Four distinct immunologic groups were identified and correlated with overall survival (OS) in patients with high-grade glioma. The study findings were recently reported in Cancer Immunology Research.
Gene-expression profiles were obtained from 9 studies, and the combined data set included 1135 adult and pediatric patients with high-grade gliomas. Because the transcriptional subtype was unknown for 640 samples, and mutational status unknown for 472, machine learning was used to predict this missing information.
The composition of immune and stromal cell gene expression was analyzed, revealing 4 clusters: vascular dominant (immune 1), monocytic and stromal dominant (immune 2), monocytic and T-cell dominant (immune 3), and antigen-presenting cell, natural killer cell, and T-cell dominant (immune 4).
These clusters were associated with transcriptional subtypes. Immune 1 was associated with the classic transcriptional subtype. Immunes 2 and 3 were associated with a mesenchymal signature. Immune 4, however, was not associated with any particular transcriptional subtype. Furthermore, patient age was not found to be associated with any of the 4 clusters.

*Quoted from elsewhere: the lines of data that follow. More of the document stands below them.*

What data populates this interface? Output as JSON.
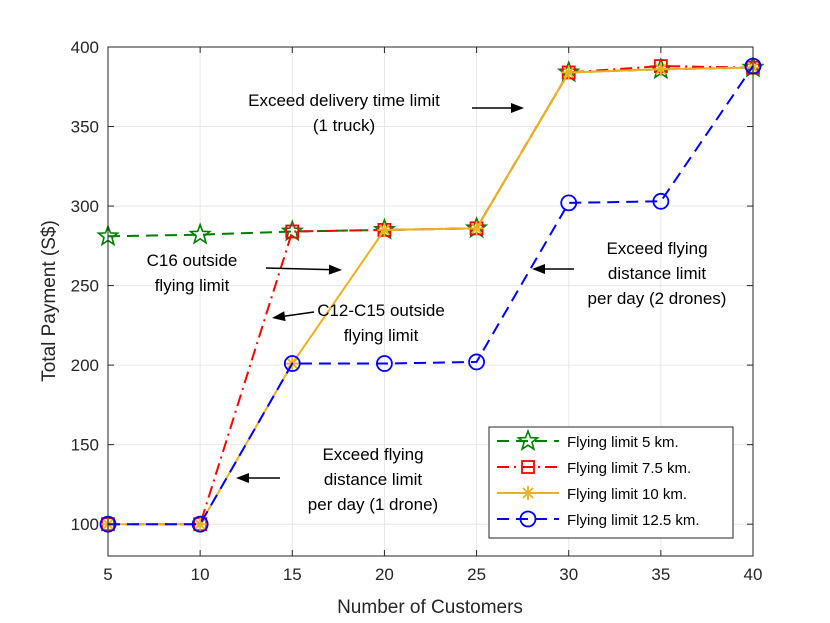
{
  "chart_data": {
    "type": "line",
    "title": "",
    "xlabel": "Number of Customers",
    "ylabel": "Total Payment (S$)",
    "xlim": [
      5,
      40
    ],
    "ylim": [
      80,
      400
    ],
    "xticks": [
      5,
      10,
      15,
      20,
      25,
      30,
      35,
      40
    ],
    "yticks": [
      100,
      150,
      200,
      250,
      300,
      350,
      400
    ],
    "grid": true,
    "legend_position": "bottom-right",
    "x": [
      5,
      10,
      15,
      20,
      25,
      30,
      35,
      40
    ],
    "series": [
      {
        "name": "Flying limit 5 km.",
        "color": "#008000",
        "dash": "dashed",
        "marker": "star",
        "values": [
          281,
          282,
          284,
          285,
          286,
          384,
          386,
          387
        ]
      },
      {
        "name": "Flying limit 7.5 km.",
        "color": "#ff0000",
        "dash": "dash-dot",
        "marker": "square",
        "values": [
          100,
          100,
          284,
          285,
          286,
          384,
          388,
          387
        ]
      },
      {
        "name": "Flying limit 10 km.",
        "color": "#edb120",
        "dash": "solid",
        "marker": "asterisk",
        "values": [
          100,
          100,
          201,
          285,
          286,
          384,
          386,
          387
        ]
      },
      {
        "name": "Flying limit 12.5 km.",
        "color": "#0000ff",
        "dash": "dashed",
        "marker": "circle",
        "values": [
          100,
          100,
          201,
          201,
          202,
          302,
          303,
          388
        ]
      }
    ],
    "annotations": [
      {
        "id": "delivery",
        "lines": [
          "Exceed delivery time limit",
          "(1 truck)"
        ]
      },
      {
        "id": "c16",
        "lines": [
          "C16  outside",
          "flying limit"
        ]
      },
      {
        "id": "c12",
        "lines": [
          "C12-C15  outside",
          "flying limit"
        ]
      },
      {
        "id": "two-drones",
        "lines": [
          "Exceed flying",
          "distance limit",
          "per day (2 drones)"
        ]
      },
      {
        "id": "one-drone",
        "lines": [
          "Exceed flying",
          "distance limit",
          "per day (1 drone)"
        ]
      }
    ]
  }
}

When OS data were analyzed, associations between immune cell signatures and OS were revealed. Cases with a monocytic and stromal signature (immune 2) had significantly worse OS. The best OS was seen in cases with immune clusters dominated by antigen-presenting cells, natural killer cells, and T cells (immune 4).
“Taken together, our study demonstrates that future immunotherapeutic strategies should take into account the distinct immunologic landscapes that may modulate therapeutic efficacy, especially for rare mutational subgroups of high-grade gliomas,” the study authors wrote.
Bockmayr M, Klauschen F, Maire CL, et al. Immunologic profiling of mutational and transcriptional subgroups in pediatric and adult high-grade gliomas. Cancer Immunol Res. 2019;7(9):1401-1411.